Se non avete mai letto i libri di Kathy Acker, non sapete quanto spesso i padri stuprano le figlie. Senza artificio o affettazione. Senza nessuna strategia letteraria per liricizzare o simboleggiare o altrimenti celare. Un padre compare su pagina e stupra la figlia, ed è la figlia a narrarlo, senza ricoprire in alcun modo il ruolo di vittima. Leggerete, pensando madonna santa è terrificante, ma la figlia no. La figlia narrerà lo stupro del padre nei minimi dettagli, per quanto crudi, e la sua narrazione sarà il trampolino di lancio per le avventure radicali di una ragazza bambina o di una donna robot o di una piratessa.
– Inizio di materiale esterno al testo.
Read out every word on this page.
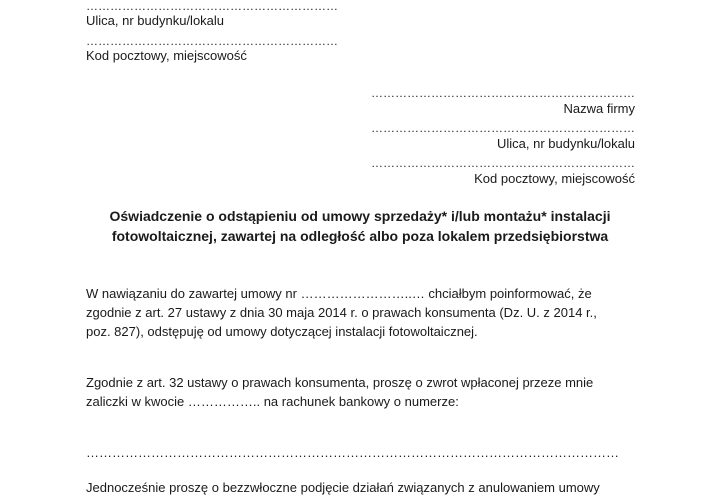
………………………………………………………
Ulica, nr budynku/lokalu
………………………………………………………
Kod pocztowy, miejscowość
…………………………………………………………
Nazwa firmy
…………………………………………………………
Ulica, nr budynku/lokalu
…………………………………………………………
Kod pocztowy, miejscowość
Oświadczenie o odstąpieniu od umowy sprzedaży* i/lub montażu* instalacji
fotowoltaicznej, zawartej na odległość albo poza lokalem przedsiębiorstwa
W nawiązaniu do zawartej umowy nr ……………………..… chciałbym poinformować, że
zgodnie z art. 27 ustawy z dnia 30 maja 2014 r. o prawach konsumenta (Dz. U. z 2014 r.,
poz. 827), odstępuję od umowy dotyczącej instalacji fotowoltaicznej.
Zgodnie z art. 32 ustawy o prawach konsumenta, proszę o zwrot wpłaconej przeze mnie
zaliczki w kwocie …………….. na rachunek bankowy o numerze:
……………………………………………………………………………………………………………
Jednocześnie proszę o bezzwłoczne podjęcie działań związanych z anulowaniem umowy
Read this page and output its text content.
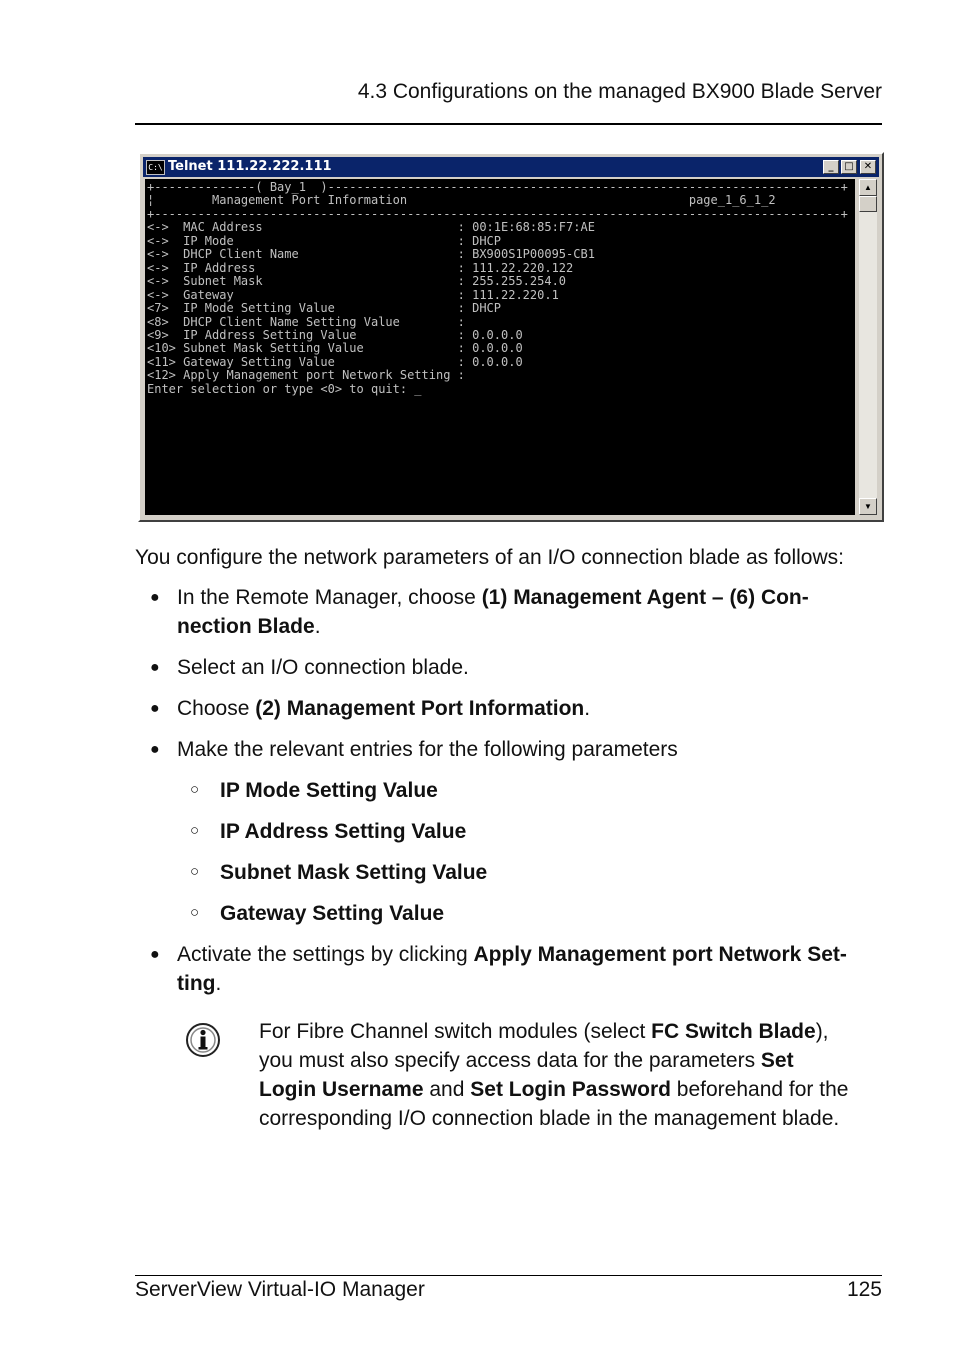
4.3 Configurations on the managed BX900 Blade Server
C:\ Telnet 111.22.222.111	_	□	✕
+--------------( Bay_1  )-----------------------------------------------------------------------+
¦        Management Port Information                                       page_1_6_1_2
+-----------------------------------------------------------------------------------------------+
<->  MAC Address                           : 00:1E:68:85:F7:AE
<->  IP Mode                               : DHCP
<->  DHCP Client Name                      : BX900S1P00095-CB1
<->  IP Address                            : 111.22.220.122
<->  Subnet Mask                           : 255.255.254.0
<->  Gateway                               : 111.22.220.1
<7>  IP Mode Setting Value                 : DHCP
<8>  DHCP Client Name Setting Value        :
<9>  IP Address Setting Value              : 0.0.0.0
<10> Subnet Mask Setting Value             : 0.0.0.0
<11> Gateway Setting Value                 : 0.0.0.0
<12> Apply Management port Network Setting :
Enter selection or type <0> to quit: _
▲
▼
You configure the network parameters of an I/O connection blade as follows:
● In the Remote Manager, choose (1) Management Agent – (6) Con-
nection Blade.
● Select an I/O connection blade.
● Choose (2) Management Port Information.
● Make the relevant entries for the following parameters
○ IP Mode Setting Value
○ IP Address Setting Value
○ Subnet Mask Setting Value
○ Gateway Setting Value
● Activate the settings by clicking Apply Management port Network Set-
ting.
For Fibre Channel switch modules (select FC Switch Blade),
you must also specify access data for the parameters Set
Login Username and Set Login Password beforehand for the
corresponding I/O connection blade in the management blade.
ServerView Virtual-IO Manager	125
Sarà la rabbia a guidarla. La trasgressione scriverà il suo corpo.
Come spesso accade quando scopro una nuova autrice così estrema e sperimentale, la prima voce italiana che trovo è quella di Tiziana Lo Porto, che nella prefazione al primo libro di Acker che ho letto, Sangue e Viscere al Liceo (LiberAria, 2023), racchiude alcuni dei fatti più incredibili sulla sua vita e sulle sue opere, partendo prima di tutto dal momento in cui la lesse per la prima volta. Raccontare per quali vie si è scoperta una certa autrice non è un dato così cruciale o così frequentemente riportato, ma nel caso di Acker diventa rilevante perché citazioni esplicite alla sua opera si trovano impigliate tra le pagine di moltissime autrici che scrivono in vario modo di corpo, memoria, immaginazione, trauma. Tra le loro pagine, dopo averla letta, ci si accorge che Acker è disseminata ovunque, e che per la loro scrittura è esistito un prima e un dopo di lei, impossibile da nascondere e altrettanto impossibile da non omaggiare in maniera esplicita.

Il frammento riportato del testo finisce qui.